La Vie devant ses yeux : Critique

Julien Foussereau | 1 septembre 2008
Julien Foussereau | 1 septembre 2008

Vadim Prelman avait fait forte impression à ses débuts avec House of Sand and Fog, inédit chez nous, grâce au recul et à la pertinence de son regard slave sur la société américaine, l'énorme travail de sa direction d'acteurs et son impressionnant sens visuel. Rien que pour ses superbes compositions à base de nuages et d'éléments naturels soulignant le caractère immuable des choses de la vie, Vadim Perelman en disait long sur notre violente nature engendrant des erreurs condamnées à être inlassablement répétées. Premier film remarquable et auteur à suivre...

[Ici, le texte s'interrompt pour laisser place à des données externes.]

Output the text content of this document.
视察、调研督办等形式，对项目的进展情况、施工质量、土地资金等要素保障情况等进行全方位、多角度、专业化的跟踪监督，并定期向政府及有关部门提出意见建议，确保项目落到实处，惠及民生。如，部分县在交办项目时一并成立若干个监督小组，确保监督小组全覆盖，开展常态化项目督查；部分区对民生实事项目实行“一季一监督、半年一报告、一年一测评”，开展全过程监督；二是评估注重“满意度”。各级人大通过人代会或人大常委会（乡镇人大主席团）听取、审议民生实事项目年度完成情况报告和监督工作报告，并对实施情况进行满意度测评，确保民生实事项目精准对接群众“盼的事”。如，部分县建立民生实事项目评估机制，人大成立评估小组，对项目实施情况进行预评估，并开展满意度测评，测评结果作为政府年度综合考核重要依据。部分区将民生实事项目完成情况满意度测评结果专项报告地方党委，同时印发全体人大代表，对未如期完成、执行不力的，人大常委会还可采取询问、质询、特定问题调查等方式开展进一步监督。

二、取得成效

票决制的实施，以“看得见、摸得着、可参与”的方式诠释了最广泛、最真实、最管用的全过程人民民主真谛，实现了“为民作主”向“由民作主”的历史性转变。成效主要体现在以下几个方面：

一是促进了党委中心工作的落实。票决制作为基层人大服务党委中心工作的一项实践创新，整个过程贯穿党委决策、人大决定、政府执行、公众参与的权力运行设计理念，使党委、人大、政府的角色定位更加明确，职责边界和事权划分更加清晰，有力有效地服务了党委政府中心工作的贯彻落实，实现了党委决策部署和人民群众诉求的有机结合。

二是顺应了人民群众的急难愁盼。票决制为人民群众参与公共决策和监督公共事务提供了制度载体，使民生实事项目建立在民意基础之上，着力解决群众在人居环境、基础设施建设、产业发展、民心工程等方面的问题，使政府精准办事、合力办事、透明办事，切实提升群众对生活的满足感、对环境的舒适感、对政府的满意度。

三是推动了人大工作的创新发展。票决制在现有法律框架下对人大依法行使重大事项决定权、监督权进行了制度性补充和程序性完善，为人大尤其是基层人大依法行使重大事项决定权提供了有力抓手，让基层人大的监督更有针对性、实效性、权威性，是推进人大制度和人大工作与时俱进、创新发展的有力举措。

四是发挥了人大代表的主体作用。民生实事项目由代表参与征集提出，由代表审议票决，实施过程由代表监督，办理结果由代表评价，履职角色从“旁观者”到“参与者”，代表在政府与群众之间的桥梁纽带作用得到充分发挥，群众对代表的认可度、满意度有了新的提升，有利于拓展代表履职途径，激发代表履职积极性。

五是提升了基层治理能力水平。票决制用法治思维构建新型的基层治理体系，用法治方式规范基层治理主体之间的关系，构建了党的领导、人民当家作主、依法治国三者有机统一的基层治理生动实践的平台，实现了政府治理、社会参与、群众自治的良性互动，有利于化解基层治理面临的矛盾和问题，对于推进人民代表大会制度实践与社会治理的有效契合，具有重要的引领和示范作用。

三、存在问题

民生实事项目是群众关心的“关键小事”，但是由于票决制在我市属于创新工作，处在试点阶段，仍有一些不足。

Il est important de rappeler à quel point Perelman avait visé juste en adaptant le roman d'Andre Dubus, cela permet de mesurer sa dégringolade avec La Vie devant ses yeux, deuxième film et incroyable plantage en règle. Diana et Maureen sont les deux ados inséparables dans leur bourgade du Connecticut. La première est l'exacte opposée de la seconde ; la blonde délurée, fumeuse de joints aux mœurs légères vs. la brune pieuse et prude attendant le prince charmant et le coït postnuptial. Un malade fait irruption au lycée avec un M-16, descend tout ce qui bouge avant de mettre en joue les deux amies. Quinze ans plus tard, Diana est prof d'histoire de l'art, assagie et maman d'une gamine aussi turbulente qu'elle ado. A la veille de la commémoration de cette tragédie « Columbienne », Diana perd pied à force de revivre ce sombre évènement et voir des gens censément morts. L'histoire est aussi ambitieuse que le traitement formel. D'ailleurs, les amateurs de House of Sand and Fog seront en terrain connu dès l'ouverture panthéiste sauf que la tentative de greffe se solde par un beau rejet.

 

 

Perelman ne parvient jamais à donner le bon tempo à son film. Il n'est pas aidé en cela par un scénario se rêvant vertigineux par ses enchevêtrements temporels mais se révèle essentiellement soporifique par ses questionnements existentiels à destination des demeurés. Le passé est-il vraiment le passé ? Le présent, présent ? Ou absent ? En outre, le fossé entre les intentions scénaristiques et le résultat à l'écran lui est très préjudiciable. S'envisageant comme éthéré, le récit de La Vie devant ses yeux apparaît surtout comme artificiel, une mécanique branlante s'articulant autour d'un twist fumeux, démontable avant le premier tiers, déjà vu ailleurs en bien mieux. Avant d'en arriver là, il faudra toute la patience du monde afin de se fader des séquences où onirisme rime avec ralenti à outrance et esthétique de pub pour serviettes anti-fuite. Evan Rachel Wood et Uma Thurman ont beau se démener comme des diablesses pour donner corps à Diana, elles ne peuvent pas lutter contre la platitude des dialogues qu'on leur met en bouche, véritables véhicules pour philo de comptoir.

 

Résumé

C'est un peu ça, le gros problème de La Vie devant ses yeux : s'affirmer comme profond et existentiel alors que sa vanité et sa prétention sautent aux yeux. Telle une grenouille voulant être plus grosse qu'un bœuf. Seulement, à la différence de la fable de La Fontaine, la baudruche est déjà crevée avant même de commencer à pomper.